With the hosted On Demand PLM service all the data is hosted, administered and guaranteed by IBM. ‘Immediately implementation costs are slashed by up to 80 per cent,’ said Edmunds. ‘Hardware costs are down as all the servers are taken care of by IBM and companies do not have to employ specialist staff to look after the system.’

On Demand also comes with web-based training so companies do not need to send key staff on training courses. Basic training takes two hours. ‘We say if you can use eBay you can use PLM On Demand,’ said Edmunds. ‘Cost saving is around 5:1 compared to similar ‘on-premise’ implementations and is spread out over a year as an operating expense rather than capital expenditure.’

This approach uses different budgets for the customer and requires different financial reporting and profit and loss procedures, all of which are established in the markets now using these methods.

Companies such as Fluent have offered hosted services. According to Paul Bemis, vice-president, product management, at Fluent (now part of Ansys) the largest potential segment is what he calls the ‘non-consumer’ — the person now denied access because the financial and technical entry thresholds are so high. The ‘pay-per-use’ model is throwing up interesting applications.

Such is the capacity of the internet and the sophistication of ISPs and their supporting hardware partners, that software and hardware solutions are already in place to support the hosting of multiple CAD services from remote web servers.

On the CAD side the VRML viewing capabilities of many vendors would allow sophisticated interaction, with software running on a remote host using relatively modest communications equipment and even ‘voice grade’ lines.

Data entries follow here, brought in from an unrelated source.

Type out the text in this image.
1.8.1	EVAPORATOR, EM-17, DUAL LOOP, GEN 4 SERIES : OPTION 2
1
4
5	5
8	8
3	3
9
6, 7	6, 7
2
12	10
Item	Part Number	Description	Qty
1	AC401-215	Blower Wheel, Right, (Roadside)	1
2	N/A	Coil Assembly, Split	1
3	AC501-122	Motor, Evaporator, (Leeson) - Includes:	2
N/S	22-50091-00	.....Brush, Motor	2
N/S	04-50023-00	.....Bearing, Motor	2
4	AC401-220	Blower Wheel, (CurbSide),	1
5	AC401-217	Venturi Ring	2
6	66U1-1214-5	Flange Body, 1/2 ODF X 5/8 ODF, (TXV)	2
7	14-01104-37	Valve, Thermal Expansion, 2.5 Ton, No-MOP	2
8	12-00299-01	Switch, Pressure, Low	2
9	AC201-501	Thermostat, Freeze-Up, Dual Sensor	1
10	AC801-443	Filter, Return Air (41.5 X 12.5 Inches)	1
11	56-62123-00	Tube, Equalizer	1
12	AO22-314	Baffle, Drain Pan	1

One Space from CoCreate is already here and it proves that this concept can work.

Customer service is also a key differentiator, according to Graham Clapp, design director at Halyard (M&I), a Salisbury-based manufacturer of marine engine exhaust silencing solutions. ‘Our problems are unique and we were confident that Concurrent Systems would be able to tailor the solution to satisfy our requirements rather than us having to work round a fixed set-up,’ he said.

‘DDM was also seamlessly integrated with Inventor. With Concurrent Systems, we were talking directly to the people involved with writing the software. We were confident that Concurrent would be there to support us through the implementation and beyond.’

Halyard has invested in DesignDataManager, the engineering data management and reporting system from Concurrent Systems .

There is considerable opportunity here for new entrants to influence the development direction of this burgeoning new market. Product differentiation can also be achieved by providing the ‘Hybrid Design’ capability characteristic of many mature, traditional high-end products.

In this regard a new collaboration is beginning to emerge that is the interaction between Autodesk Inventor and AliasStudio, brought about by the acquisition of Alias by Autodesk. Again, the price point is mainstream providing Majenta Solutions, the UK’s only Alias reseller, with a unique offering.

Training and services that support business processes and enable specific software use are also crucial. Knowledge of customer processes gathered during training allows resellers to enhance their credibility within this sector and customise training for specific customer requirements. It also provides resellers with invaluable insights into the real business drivers of their customers.